At IBM, vim was specifically banned by legal because of reputational risk because the license asks you to consider donating to children in Africa, and IBM didn't want to be called out for not doing so. Guess which editor pretty much everyone in my org used? We also weren't allowed to move furniture because of some union agreement, but guess how many people cared when furniture mysteriously moved from an empty office room into ours? None.

At the startup, people in our satellite office in Arizona openly mocked the California HR harassment training over lunch. It was also an open secret that one of the managers started dating a report. As far as I know many years later they've both moved on to other jobs and they're still together. Nothing bad happened.

Breaking some policies will absolutely get you fired, but that's mostly around doing things you shouldn't be doing, and even then usually only matters if someone else that has some power might themselves get in trouble/have more work/lose something because of what you did. Others no one will care about. Again, part of growing up is figuring out which policies have a purpose and which came from some busybody.

I also already gave the entire AI industry as an example. We know for a fact that Meta trained on pirated material, and it's pretty obvious that everyone else does too. It's blatant industry wide flouting the law. The realpolitik answer here is everyone knows that enforcing the law here would be the final nail in the coffin for China superceding the West, so it's not going to happen.

[trollbridge]

Just to be clear:

E-mailing a student their grade is not "breaking the law".

Not e-mailing a student their grade is not "being careful about following the law". It is just sheer laziness.

A university may develop a policy of "we don't e-mail grades" for another reason, but FERPA is not a valid reason.

[crazygringo]

"Just to be clear":

It's not "sheer laziness". I can almost guarantee you that Instructure would prefer to e-mail the grade itself, and probably had the code working somewhere before feedback from universities told them to remove it.

There are absolutely cases where sending an e-mail to the wrong person is a violation of FERPA. Can you guarantee that your software will never be configured to accidentally e-mail someone besides the student? That no administrator will ever accidentally set up the wrong e-mail address? Because you're not sure if you can make that guarantee, it's legally safer to restrict it to the actual LMS login.

[trollbridge]

Yes, I have written software that would email a student information that was in scope for FERPA.

It’s rather simple to restrict sending email to @student.uni.edu and then further force their email to match the username and email address that is synced from the SIS.

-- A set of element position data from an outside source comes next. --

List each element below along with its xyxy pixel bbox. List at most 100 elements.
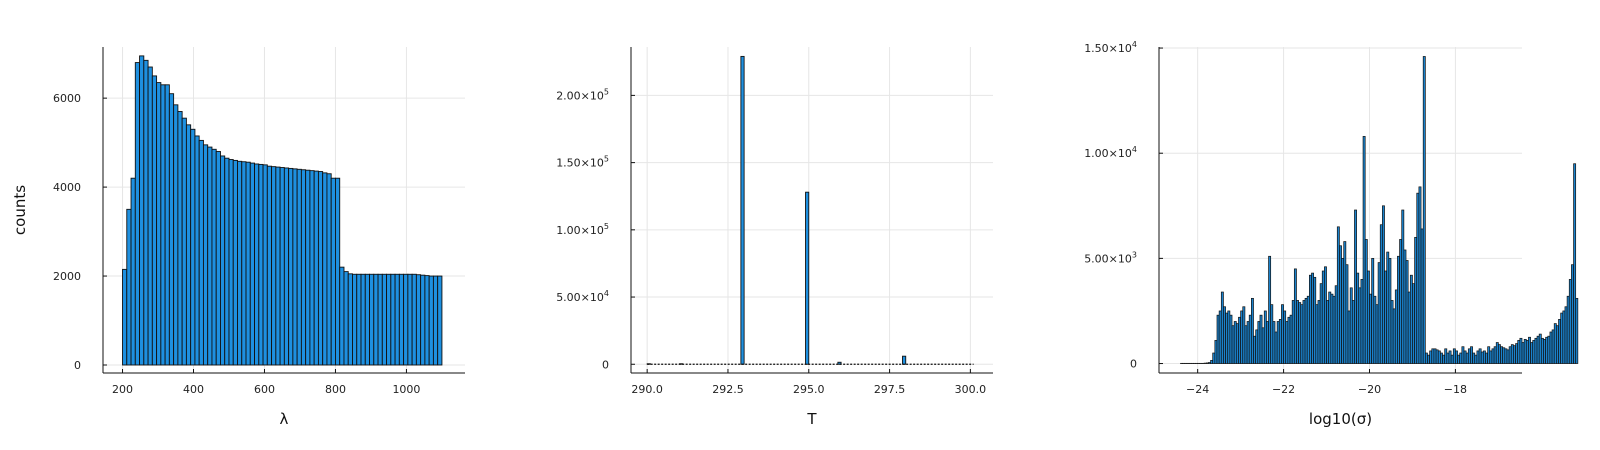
y-axis-label: counts xyxy=(11,185,29,235)
y-tick-label: 5.00×103 xyxy=(1084,250,1137,265)
x-tick-label: 200 xyxy=(112,383,133,396)
histogram-bar xyxy=(211,148,217,366)
histogram-bar xyxy=(373,273,379,366)
histogram-bar xyxy=(258,163,264,366)
histogram-bar xyxy=(173,104,179,366)
x-tick-label: −22 xyxy=(1272,383,1295,396)
histogram-bar xyxy=(279,167,285,366)
histogram-bar xyxy=(168,93,175,366)
histogram-bar xyxy=(317,171,324,366)
y-tick-label: 6000 xyxy=(53,92,81,105)
y-tick-label: 1.00×104 xyxy=(1084,145,1137,160)
histogram-bar xyxy=(437,275,443,366)
histogram-bar xyxy=(411,273,417,366)
y-tick-label: 0 xyxy=(1130,358,1137,371)
y-tick-label: 0 xyxy=(74,359,81,372)
histogram-bar xyxy=(220,155,226,366)
histogram-bar xyxy=(232,159,238,366)
histogram-bar xyxy=(356,273,362,366)
temperature-histogram-panel: 290.0 292.5 295.0 297.5 300.0 0 5.00×104 1.00×1… xyxy=(556,47,993,428)
histogram-bar xyxy=(394,273,400,366)
histogram-bar xyxy=(254,163,260,366)
x-tick-label: 300.0 xyxy=(955,383,987,396)
histogram-bar xyxy=(207,146,213,366)
histogram-bar xyxy=(902,355,907,365)
histogram-bar xyxy=(313,170,319,366)
histogram-bar xyxy=(432,275,439,366)
x-tick-label: 600 xyxy=(254,383,275,396)
x-tick-label: 1000 xyxy=(392,383,420,396)
y-tick-label: 2000 xyxy=(53,270,81,283)
histogram-bar xyxy=(292,168,298,366)
histogram-bar xyxy=(386,273,392,366)
histogram-bar xyxy=(237,160,243,366)
histogram-bar xyxy=(309,170,315,366)
x-axis-label: λ xyxy=(280,410,289,428)
y-tick-label: 4000 xyxy=(53,181,81,194)
histogram-bar xyxy=(139,55,145,366)
histogram-bar xyxy=(151,75,158,366)
histogram-bar xyxy=(428,275,434,366)
histogram-bar xyxy=(424,275,430,366)
histogram-bar xyxy=(126,208,132,366)
histogram-bar xyxy=(215,151,221,366)
histogram-bar xyxy=(164,84,170,366)
histogram-bar xyxy=(339,266,345,366)
x-tick-label: −18 xyxy=(1444,383,1467,396)
histogram-bar xyxy=(241,161,247,366)
x-tick-label: −20 xyxy=(1358,383,1381,396)
histogram-bar xyxy=(369,273,375,366)
histogram-bar xyxy=(837,361,842,365)
histogram-bar xyxy=(326,173,332,366)
histogram-bar xyxy=(343,271,349,366)
histogram-bar xyxy=(415,274,422,366)
histogram-bar xyxy=(134,62,141,366)
x-tick-label: −24 xyxy=(1186,383,1209,396)
histogram-bar xyxy=(160,84,166,366)
histogram-bar xyxy=(266,165,273,366)
histogram-bar xyxy=(805,191,810,365)
histogram-bar xyxy=(143,59,149,366)
histogram-bar xyxy=(147,66,153,366)
log-sigma-histogram-panel: −24 −22 −20 −18 0 5.00×103 1.00×104 1.50×104 log… xyxy=(1084,40,1579,428)
x-tick-label: 297.5 xyxy=(874,383,906,396)
histogram-bar xyxy=(1573,163,1577,364)
histogram-bar xyxy=(177,111,183,366)
histogram-bar xyxy=(1251,297,1254,364)
x-tick-label: 295.0 xyxy=(793,383,825,396)
histogram-bar xyxy=(1422,56,1426,364)
histogram-bar xyxy=(364,273,370,366)
histogram-bar xyxy=(275,166,281,366)
histogram-bar xyxy=(185,124,192,366)
x-axis-label: log10(σ) xyxy=(1309,410,1372,428)
histogram-bar xyxy=(381,273,388,366)
histogram-bar xyxy=(156,82,162,366)
histogram-bar xyxy=(360,273,366,366)
histogram-bar xyxy=(122,268,128,366)
histogram-bar xyxy=(190,128,196,366)
histogram-bar xyxy=(288,167,294,366)
lambda-histogram-panel: 200 400 600 800 1000 0 2000 4000 6000 λ counts xyxy=(11,47,465,428)
histogram-bar xyxy=(335,177,341,366)
y-tick-label: 1.50×104 xyxy=(1084,40,1137,55)
histogram-bar xyxy=(322,172,328,366)
histogram-bar xyxy=(296,168,302,366)
x-tick-label: 292.5 xyxy=(712,383,744,396)
histogram-bar xyxy=(228,159,234,366)
histogram-bar xyxy=(245,161,251,366)
histogram-bar xyxy=(249,162,255,366)
histogram-bar xyxy=(407,273,413,366)
histogram-bar xyxy=(224,157,230,366)
y-tick-label: 1.50×105 xyxy=(556,155,609,170)
x-tick-label: 290.0 xyxy=(631,383,663,396)
histogram-bar xyxy=(330,177,336,366)
histogram-bar xyxy=(420,274,426,366)
histogram-bar xyxy=(1575,297,1579,364)
histogram-bar xyxy=(202,144,209,366)
histogram-bar xyxy=(271,166,277,366)
histogram-bar xyxy=(352,273,358,366)
histogram-bar xyxy=(403,273,409,366)
histogram-bar xyxy=(300,169,307,366)
histogram-bar xyxy=(390,273,396,366)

How much FERPA compliant software have you written?

[crazygringo]

That's great for you. I've been in meetings with lawyers around FERPA compliance.

You are right that if you are creating a custom tool you can create that restriction easily.

But if you are creating a learning management system where administrators can configure it a million different ways and the university lawyers want to make sure that administrators don't set it up the wrong way, it makes sense to have that safeguard.

You are looking at the wrong level here. This isn't a software coding issue around technology. This is a policy compliance issue around people. When you create tools you have to consider the possibility of those tools being misused by an employee and mitigate those risks when possible.